The Rosh Hashanah feeling is in the air. The smell of fresh challah, apples, honey, and even fish heads (if you go for that) being sold out in the stores. Yet, with all the shopping, cooking, and preparing for this important Yom Tov, we must also recognize the spiritual significance of the days that we are approaching. This is a time when we look to show Hashem that we truly want to grow and make real change in our lives. We consider how our level of mitzvah observance and think of actions we can commit ourselves to that improve our overall relationship with Hashem. Some people decide to dedicate more time daily to their Torah learning in the upcoming year. Others look to improve their kavanah in t’filah and commit to focus more on the words and the meaning of the prayers that are being said. Certain individuals feel that this year they want to strengthen their relationship with their spouse or their children and will commit to being more patient, more sensitive, and more loving towards them in the year ahead. Whatever area one chooses to grow in is wonderful, but we cannot help but wonder, “What happens if I do not do it?” or “Am I really going to stick to this plan that I created for self-improvement, and if I do not follow through then what will Hashem think of me in deciding my fate for the coming year?”
In the Torah reading for the first day of Rosh Hashanah, we read the story of Avraham sending out Haggar and her son Yishmael from his home. When they were stranded in the desert, Haggar began crying as she was afraid that Yishmael was going to die. At that time, an angel came to her and said you have no need to worry, because Yishmael’s tfilot are being answered, and he is being judged, באשר הוא שם, wherever Hashem is, as He is in the present state. Rashi tells us that at that time, when Hashem decided to provide a be’er (a well) for Yishmael, the angels were questioning Hashem, “How could You possibly create a miracle, providing a well for Yishmael?” They accused him saying this is an individual who is going to cause such devastation to the Jewish people in the future? Hashem responded back, while that may be true, however right now is Yishmael a tzadik or is he a rashah? They responded back that he is a tzadik, due to his sincere t’filah. Hashem said back in that case that’s how I judge באשר הוא שם as he is in his present state. He is deserving of the well because right now at this moment he’s considered a tzadik.
The gmorah in mesechet Rosh Hashanah (16b) gleans from this episode that when Hashem comes to judge us, He judges based on who we are right now. He evaluates us based on our present state, not based on what’s going to happen in the future. The fact that we may slip up at a later time does not enter the calculation of Hashem’s decisions for our health, parnassah, shalom bayit, and spiritual success in the coming year. He’s judging us based on who we are right now.

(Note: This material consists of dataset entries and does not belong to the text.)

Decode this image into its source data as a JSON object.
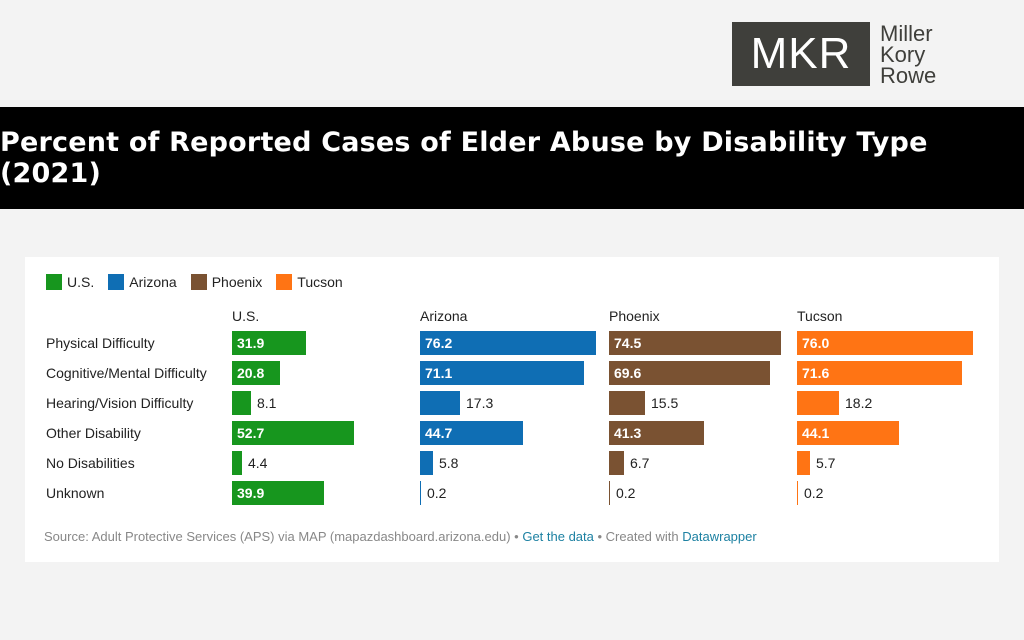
{
  "logo": {
    "mark": "MKR",
    "words": [
      "Miller",
      "Kory",
      "Rowe"
    ]
  },
  "title": "Percent of Reported Cases of Elder Abuse by Disability Type (2021)",
  "legend": [
    {
      "label": "U.S.",
      "color": "#17961e"
    },
    {
      "label": "Arizona",
      "color": "#0f6eb4"
    },
    {
      "label": "Phoenix",
      "color": "#7a5232"
    },
    {
      "label": "Tucson",
      "color": "#ff7414"
    }
  ],
  "chart_data": {
    "type": "bar",
    "orientation": "horizontal",
    "categories": [
      "Physical Difficulty",
      "Cognitive/Mental Difficulty",
      "Hearing/Vision Difficulty",
      "Other Disability",
      "No Disabilities",
      "Unknown"
    ],
    "series": [
      {
        "name": "U.S.",
        "color": "#17961e",
        "values": [
          31.9,
          20.8,
          8.1,
          52.7,
          4.4,
          39.9
        ]
      },
      {
        "name": "Arizona",
        "color": "#0f6eb4",
        "values": [
          76.2,
          71.1,
          17.3,
          44.7,
          5.8,
          0.2
        ]
      },
      {
        "name": "Phoenix",
        "color": "#7a5232",
        "values": [
          74.5,
          69.6,
          15.5,
          41.3,
          6.7,
          0.2
        ]
      },
      {
        "name": "Tucson",
        "color": "#ff7414",
        "values": [
          76.0,
          71.6,
          18.2,
          44.1,
          5.7,
          0.2
        ]
      }
    ],
    "value_format": "0.0",
    "xlim": [
      0,
      76.2
    ],
    "legend_position": "top-left",
    "grid": false
  },
  "footer": {
    "source": "Source: Adult Protective Services (APS) via MAP (mapazdashboard.arizona.edu)",
    "sep1": " • ",
    "get_data": "Get the data",
    "sep2": " • Created with ",
    "tool": "Datawrapper"
  }
}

Rav Avigdor Nebenzal tells us that this serves as a tremendous chizuk for us during this time period. We must recognize that Hakadosh Baruch Hu is looking at who we are at the current time. If right now we are making sincere commitments to come closer Hashem, if we are telling Hashem with the utmost sincerity that we truly want to dedicate more time to Torah learning, that we have a plan to understand the t’filot we are saying daily, that I’m taking on a daily small act of kindness to improve one of my relationships, then even if later on we may slip up and not stick to our commitments, Hashem decides our future through the lens he sees right now. Hashem’s judgment during this time is based on our sincerity that we express at the present time, and if we can show the Ribbono Shel Olam in a very real and meaningful way that I want to come closer to You, I want to take on more, I want to become a better Jew, then Hashem will be so proud of the “current you,” and will bless us with a wonderful year of happiness, and success based on the great individual He sees in front of Him RIGHT NOW. Wishing all of you a Ketiva V’chatima Tovah, and a beautiful Yom Tov.